Robert Ross (Cal MacAninch), Wilde's former lover, wants him to flee to France. Lord Alfred Douglas, a.k.a. Bosie (Charlie Rowe), Wilde's current lover and Queensberry's son, wants him to stay and fight. Wilde orders a bottle of wine and a lobster lunch and refuses to decide either way, deflecting the anxious concerns of both young men with his arsenal of witticisms.

Act 2 takes place in 1897 near Naples, Italy, where Wilde and Bosie have reunited after the writer has served two years' hard labour. The man we see now is strikingly changed: Everett's Oscar has grown grey and haggard and seems to have shrunk in size as, slumped in a chair, he wearily chain-smokes. He looks, in fact, like the moribund Aschenbach of Thomas Mann's Death in Venice, slowly wilting in the sun while the blooming Bosie and his latest bed partner, a well-endowed young fisherman (Tom Colley), strut about naked in the afterglow of sex. But the signature Wilde wit is still there, only now tempered by the painful wisdom that pervades his last writings.

We know Wilde to be a tragic victim of Victorian morality and hypocrisy, but Hare also presents him as a tragic victim of love. We see how his infatuation with Lord Alfred Douglas not only brought about his downfall but continued to hobble him in exile, when he jeopardized his only source of income – an allowance from his estranged wife, Constance – by breaking his contract with her and seeing Bosie again. And what makes it sadder is that the love is unequal. Hare's picture of Bosie, played with pretty-boy arrogance by Rowe, is all ego and self-pity; he's forever claiming that he's the one who has suffered the most. Everett's Wilde, so visibly broken by prison, listens to this with no more than an indulgent smile. He's still besotted, even though he knows the boy is his betraying Judas.

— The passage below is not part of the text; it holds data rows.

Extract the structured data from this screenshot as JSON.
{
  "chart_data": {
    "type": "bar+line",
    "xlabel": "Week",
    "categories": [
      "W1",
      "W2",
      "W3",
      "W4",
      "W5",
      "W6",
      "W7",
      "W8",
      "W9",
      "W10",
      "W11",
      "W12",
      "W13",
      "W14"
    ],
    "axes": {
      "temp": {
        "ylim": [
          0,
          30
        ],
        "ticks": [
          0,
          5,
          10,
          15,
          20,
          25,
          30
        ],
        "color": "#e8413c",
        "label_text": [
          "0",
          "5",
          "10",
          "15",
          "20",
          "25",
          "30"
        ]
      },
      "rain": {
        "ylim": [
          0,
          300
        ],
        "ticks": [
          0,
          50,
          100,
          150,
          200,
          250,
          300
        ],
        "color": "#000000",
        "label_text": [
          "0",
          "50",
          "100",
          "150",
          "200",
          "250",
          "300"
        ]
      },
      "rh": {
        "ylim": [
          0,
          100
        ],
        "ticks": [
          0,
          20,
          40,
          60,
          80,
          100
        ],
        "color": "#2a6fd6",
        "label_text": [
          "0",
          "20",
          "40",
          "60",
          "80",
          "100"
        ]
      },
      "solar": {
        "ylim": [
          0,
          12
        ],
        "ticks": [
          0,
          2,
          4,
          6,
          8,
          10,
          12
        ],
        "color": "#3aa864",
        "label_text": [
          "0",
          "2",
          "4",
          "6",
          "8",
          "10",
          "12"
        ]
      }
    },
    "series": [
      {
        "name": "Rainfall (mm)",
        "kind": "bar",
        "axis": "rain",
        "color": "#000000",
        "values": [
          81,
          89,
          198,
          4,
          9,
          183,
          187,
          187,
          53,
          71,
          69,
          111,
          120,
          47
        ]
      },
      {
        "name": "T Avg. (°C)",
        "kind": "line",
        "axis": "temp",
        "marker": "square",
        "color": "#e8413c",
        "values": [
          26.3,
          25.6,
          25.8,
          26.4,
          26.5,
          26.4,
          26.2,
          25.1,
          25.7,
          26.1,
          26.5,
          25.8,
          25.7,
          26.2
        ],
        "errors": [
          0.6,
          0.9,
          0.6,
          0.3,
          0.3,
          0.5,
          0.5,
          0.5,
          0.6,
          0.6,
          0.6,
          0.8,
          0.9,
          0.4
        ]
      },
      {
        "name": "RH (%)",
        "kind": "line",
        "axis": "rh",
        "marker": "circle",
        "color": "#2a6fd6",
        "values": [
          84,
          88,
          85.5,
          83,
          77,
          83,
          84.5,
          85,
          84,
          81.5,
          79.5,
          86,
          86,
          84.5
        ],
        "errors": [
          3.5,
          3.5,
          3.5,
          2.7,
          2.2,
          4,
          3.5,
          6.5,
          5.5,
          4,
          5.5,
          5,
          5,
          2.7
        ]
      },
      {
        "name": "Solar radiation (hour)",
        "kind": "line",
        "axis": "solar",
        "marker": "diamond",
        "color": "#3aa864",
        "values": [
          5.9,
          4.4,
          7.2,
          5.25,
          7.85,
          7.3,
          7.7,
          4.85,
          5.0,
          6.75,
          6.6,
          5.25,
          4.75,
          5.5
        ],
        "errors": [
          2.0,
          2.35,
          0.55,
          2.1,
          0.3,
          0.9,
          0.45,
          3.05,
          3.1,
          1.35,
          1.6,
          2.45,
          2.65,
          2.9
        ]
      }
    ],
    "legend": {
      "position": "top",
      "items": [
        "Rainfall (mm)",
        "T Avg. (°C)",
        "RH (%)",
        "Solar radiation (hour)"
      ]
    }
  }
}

British playwright Hare (Skylight, Stuff Happens) wrote The Judas Kiss in the 1990s, when it served as an ill-fitting vehicle for another movie star, Liam Neeson. Everett has been the force behind this revival – a precursor to an Oscar Wilde film he has in the works – and in the process he's revealed it to be an emotionally rich drama illuminated by Hare's customary insight and humanity. It's also beautifully written. Apart from the final passage of De Profundis, spoken at the close of the play, it's near-impossible to separate Wilde's real words from those Hare puts in his mouth.

Neil Armfield, an Australian director known for his work with Geoffrey Rush, has crafted an elegant production. Dale Ferguson's draped sets evoke both the heavy luxury of the Cadogan and the airy sparseness of the Italian retreat. Wilde the aesthete would be pleased with Sue Blane's tasteful period costumes and the poet in him would appreciate Rick Fisher's lambent lighting.

Everett gets solid support from his co-stars. MacAninch, repeating his London role, is poignant as the faithful Robert Ross (grandson of the Canadian politician Robert Baldwin), who still carries a torch for Wilde. Alister Cameron, also from the U.K. cast, serves up lobster and sympathy with equal devotion as the Cadogan's manager. Elliot Balchin and Jessie Hills, as a randy bellboy and chambermaid, provide some vigorous heterosexual behaviour to counterpoint the homoeroticism of the second act.

It is Everett's show, however, and he goes well beyond giving an incredible embodiment of the large, languid Wilde – those heavy-lidded eyes! Those voluptuous lips! – to capture his paradoxical nature. He is both the cutting critic who glibly skewers Dickensian sentimentality and the author of The Happy Prince who is distraught at being separated from his young sons. He's the man who declares life, not love, is the delusion, and yet is the living proof of how deluding love can be.

This is a rich and revealing performance whose most immediate comparison may be Timothy Spall's as the eponymous painter in Mike Leigh's film Mr. Turner. Everett will no doubt make a great Oscar Wilde onscreen; he's already a great one onstage.

The Judas Kiss runs to May 1 at the Ed Mirvish Theatre in Toronto (mirvish.com).